La guerra in Ucraina sui mercati si è manifestata con cali importanti dei principali indici azionari globali e con l’esplosione al rialzo delle materie prime e in particolare di petrolio e gas ma non solo; grano e frumento sono saliti e uno dei principali produttori di fertilizzanti al mondo “Mosaic” ha avvisato che ci potrebbe essere mancanza di potassio.



La reazione dei mercati è comprensibile da diversi punti di vista. Il primo è legato all’incertezza, ieri ancora massiccia, sull’esito finale dell’intervento militare russo in Ucraina; non è chiaro né quanto possa durare, né quali siano gli obiettivi politici dell’invasione. Non è nemmeno chiaro se il conflitto si possa estendere a Taiwan; è un’ipotesi che ieri è comparsa nel radar degli investitori e che dopo gli eventi di ieri è meno lunare.



La seconda incertezza, strettamente legata all’evoluzione del conflitto, è relativa alle sanzioni economiche che verranno imposte alla Russia. Gli investitori sono consapevoli che le sanzioni saranno pagate a carissimo prezzo dall’Europa perché è un continente che importa gas e petrolio, fertilizzanti e cereali. È persino probabile che i cittadini europei paghino molto di più di quelli russi. Il crollo dell’euro nei confronti del dollaro incorpora sia questa oggettiva fragilità dell’Europa, sia le preoccupazione per la coesione europea che verrà messa in crisi da un’ondata di inflazione energetica e alimentare che sostanzialmente non si vede da quasi un secolo. Le sanzioni alla Russia non colpiscono le economie dei Paesi membri allo stesso modo e si scaricano allo stesso modo sia su Paesi molto indebitati che su Paesi poco indebitati; sia su Paesi che dipendono molto dagli idrocarburi, sia su Paesi, come la Francia, che invece sono in fondo alla classifica per esposizione a gas e petrolio. 
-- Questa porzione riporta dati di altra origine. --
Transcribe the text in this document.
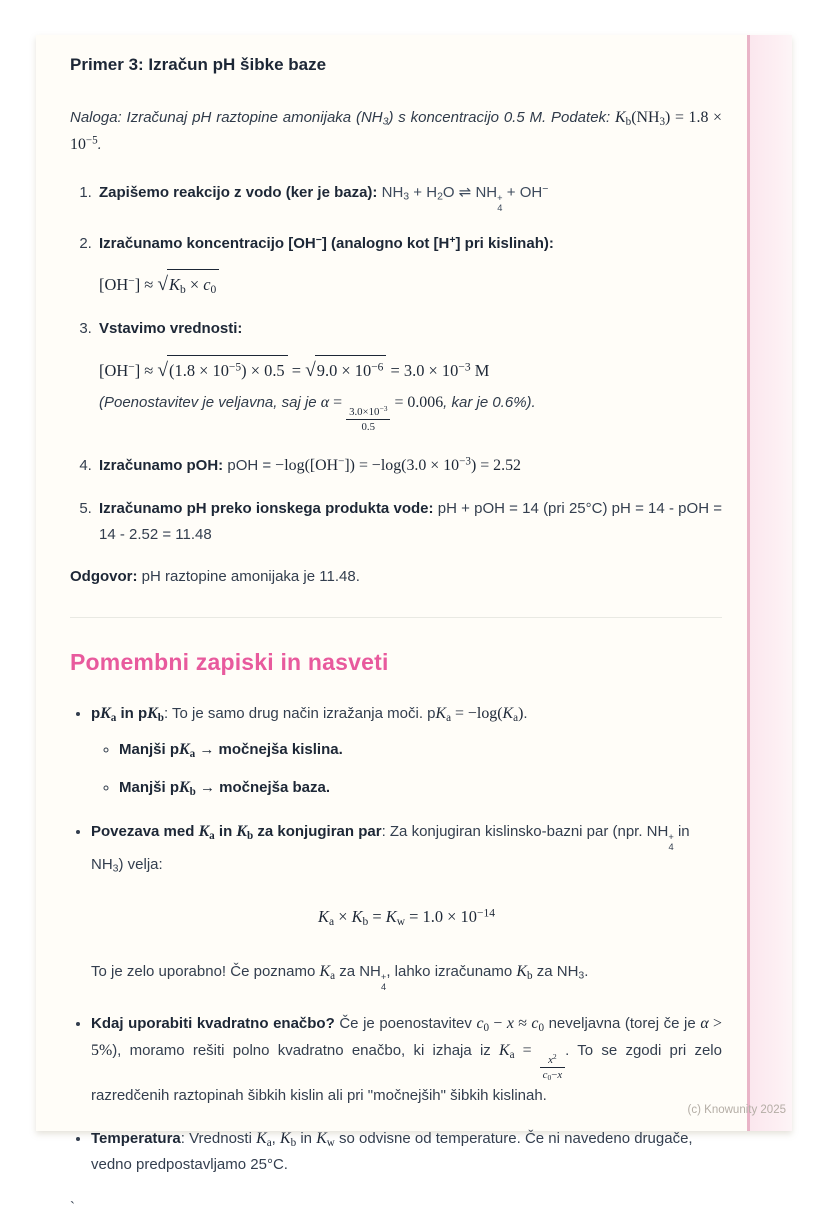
Primer 3: Izračun pH šibke baze

Naloga: Izračunaj pH raztopine amonijaka $(NH_3)$ s koncentracijo 0.5 M. Podatek: $K_b(NH_3) = 1.8 \times 10^{-5}$.

1. Zapišemo reakcijo z vodo (ker je baza): $NH_3 + H_2O$ ⇌ NH +
4
+ OH−
2. Izračunamo koncentracijo [OH−] (analogno kot [H+] pri kislinah):
$[OH^-] \approx √K_b \times c_0$
3. Vstavimo vrednosti:
$[OH^-] \approx √(1.8 \times 10^{-5}) \times 0.5 = √9.0 \times 10^{-6} = 3.0 \times 10^{-3}$ M

(Poenostavitev je veljavna, saj je α =
$\frac{3.0\times 10^{-3}}{0.5}$
= 0.006, kar je 0.6%).

4. Izračunamo pOH: pOH = $-\log([OH^-]) = -\log(3.0 \times 10^{-3}) = 2.52$
5. Izračunamo pH preko ionskega produkta vode: pH + pOH = 14 (pri 25°C) pH = 14 - pOH = 14 - 2.52 = 11.48

Odgovor: pH raztopine amonijaka je 11.48.

Pomembni zapiski in nasveti
• $pK_a$ in $pK_b$: To je samo drug način izražanja moči. $pK_a = -\log(K_a)$.
◦ Manjši $pK_a$ → močnejša kislina.
◦ Manjši $pK_b$ → močnejša baza.
• Povezava med $K_a$ in $K_b$ za konjugiran par: Za konjugiran kislinsko-bazni par (npr. NH +
4
in $NH_3$) velja:
$K_a \times K_b = K_w = 1.0 \times 10^{-14}$

To je zelo uporabno! Če poznamo $K_a$ za NH +
4
, lahko izračunamo $K_b$ za $NH_3$.

• Kdaj uporabiti kvadratno enačbo? Če je poenostavitev $c_0 - x \approx c_0$ neveljavna (torej če je α > 5%), moramo rešiti polno kvadratno enačbo, ki izhaja iz $K_a$ =
$\frac{x^2}{c_0-x}$
. To se zgodi pri zelo razredčenih raztopinah šibkih kislin ali pri "močnejših" šibkih kislinah.
• Temperatura: Vrednosti $K_a$, $K_b$ in $K_w$ so odvisne od temperature. Če ni navedeno drugače, vedno predpostavljamo 25°C.
`
(c) Knowunity 2025
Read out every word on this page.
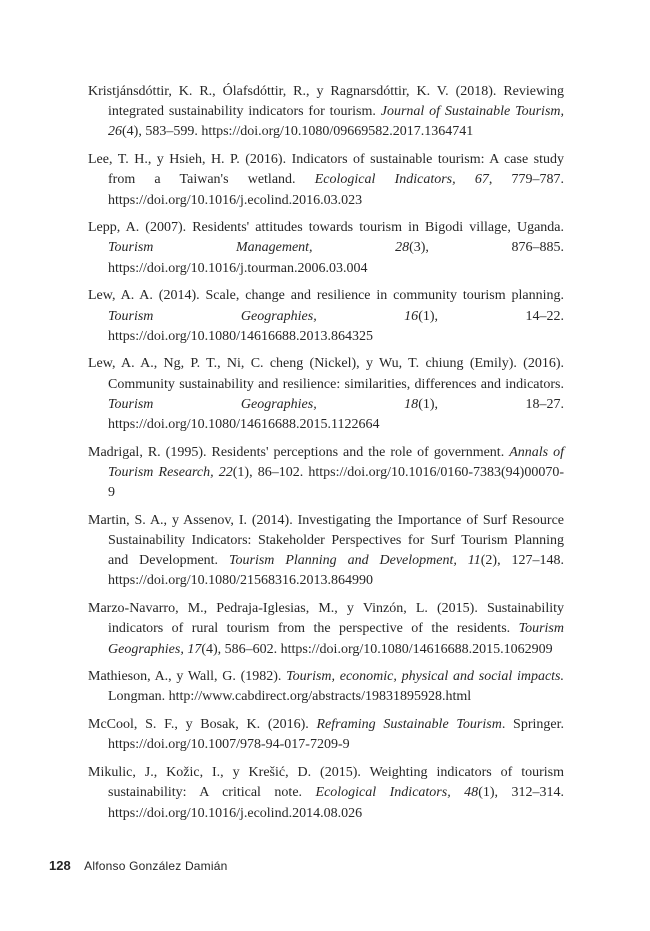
Kristjánsdóttir, K. R., Ólafsdóttir, R., y Ragnarsdóttir, K. V. (2018). Reviewing integrated sustainability indicators for tourism. Journal of Sustainable Tourism, 26(4), 583–599. https://doi.org/10.1080/09669582.2017.1364741

Lee, T. H., y Hsieh, H. P. (2016). Indicators of sustainable tourism: A case study from a Taiwan's wetland. Ecological Indicators, 67, 779–787. https://doi.org/10.1016/j.ecolind.2016.03.023

Lepp, A. (2007). Residents' attitudes towards tourism in Bigodi village, Uganda. Tourism Management, 28(3), 876–885. https://doi.org/10.1016/j.tourman.2006.03.004

Lew, A. A. (2014). Scale, change and resilience in community tourism planning. Tourism Geographies, 16(1), 14–22. https://doi.org/10.1080/14616688.2013.864325

Lew, A. A., Ng, P. T., Ni, C. cheng (Nickel), y Wu, T. chiung (Emily). (2016). Community sustainability and resilience: similarities, differences and indicators. Tourism Geographies, 18(1), 18–27. https://doi.org/10.1080/14616688.2015.1122664

Madrigal, R. (1995). Residents' perceptions and the role of government. Annals of Tourism Research, 22(1), 86–102. https://doi.org/10.1016/0160-7383(94)00070-9

Martin, S. A., y Assenov, I. (2014). Investigating the Importance of Surf Resource Sustainability Indicators: Stakeholder Perspectives for Surf Tourism Planning and Development. Tourism Planning and Development, 11(2), 127–148. https://doi.org/10.1080/21568316.2013.864990

Marzo-Navarro, M., Pedraja-Iglesias, M., y Vinzón, L. (2015). Sustainability indicators of rural tourism from the perspective of the residents. Tourism Geographies, 17(4), 586–602. https://doi.org/10.1080/14616688.2015.1062909

Mathieson, A., y Wall, G. (1982). Tourism, economic, physical and social impacts. Longman. http://www.cabdirect.org/abstracts/19831895928.html

McCool, S. F., y Bosak, K. (2016). Reframing Sustainable Tourism. Springer. https://doi.org/10.1007/978-94-017-7209-9

Mikulic, J., Kožic, I., y Krešić, D. (2015). Weighting indicators of tourism sustainability: A critical note. Ecological Indicators, 48(1), 312–314. https://doi.org/10.1016/j.ecolind.2014.08.026

128 Alfonso González Damián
La terza incertezza è sulle prospettive dell’economia globale. Tutte le stime che abbiamo letto nelle ultime settimane sono sorpassate dagli eventi. Le catene di fornitura globale e i rapporti commerciali non migliorano dopo l’invasione dell’Ucraina. La propensione al consumo e probabilmente anche agli investimenti delle imprese escono malconce. L’inflazione energetica colpisce il potere di acquisto delle famiglie. 

L’ultima incertezza è la reazione delle Banche centrali. La guerra in Ucraina peggiora le prospettive dell’inflazione che fino a settimana scorsa era in cima alle preoccupazioni dei mercati. Ci si chiedeva quanto avrebbero potuto resistere le Banche centrali prima di iniziare un ciclo di rialzo dei tassi che avrebbe messo alla prova le condizioni finanziarie di molte imprese dopo due anni di restrizioni. Il conflitto in Ucraina peggiora il quadro: se non si alzano i tassi l’inflazione esplode e se invece si alzano si aggiunge alla lista dei problemi anche un costo dei prestiti superiori e minore accesso al credito. 

Non è nemmeno chiaro quanto si dovrà aspettare prima di avere chiarezza e che tipo di flessibilità si prenderanno le Banche centrali. L’uscita di scena di qualsiasi ipotesi di restrizione delle politiche monetarie potrebbe avvenire tra un giorno, tra un mese o tra tre mesi, ma non è la stessa cosa, soprattutto per chi è più fragile. Se l’inflazione metteva sotto pressione le Banche centrali e la politica settimana scorsa, ancora di più lo farà nei prossimi giorni. Il tema è iper politico come dimostrano le proteste degli autotrasportatori che si sono viste in questi giorni in Italia. 

Fare previsioni oggi è complicato perché è difficile prevedere le evoluzioni politiche nella società. È una variabile di cui si parla ancora pochissimo.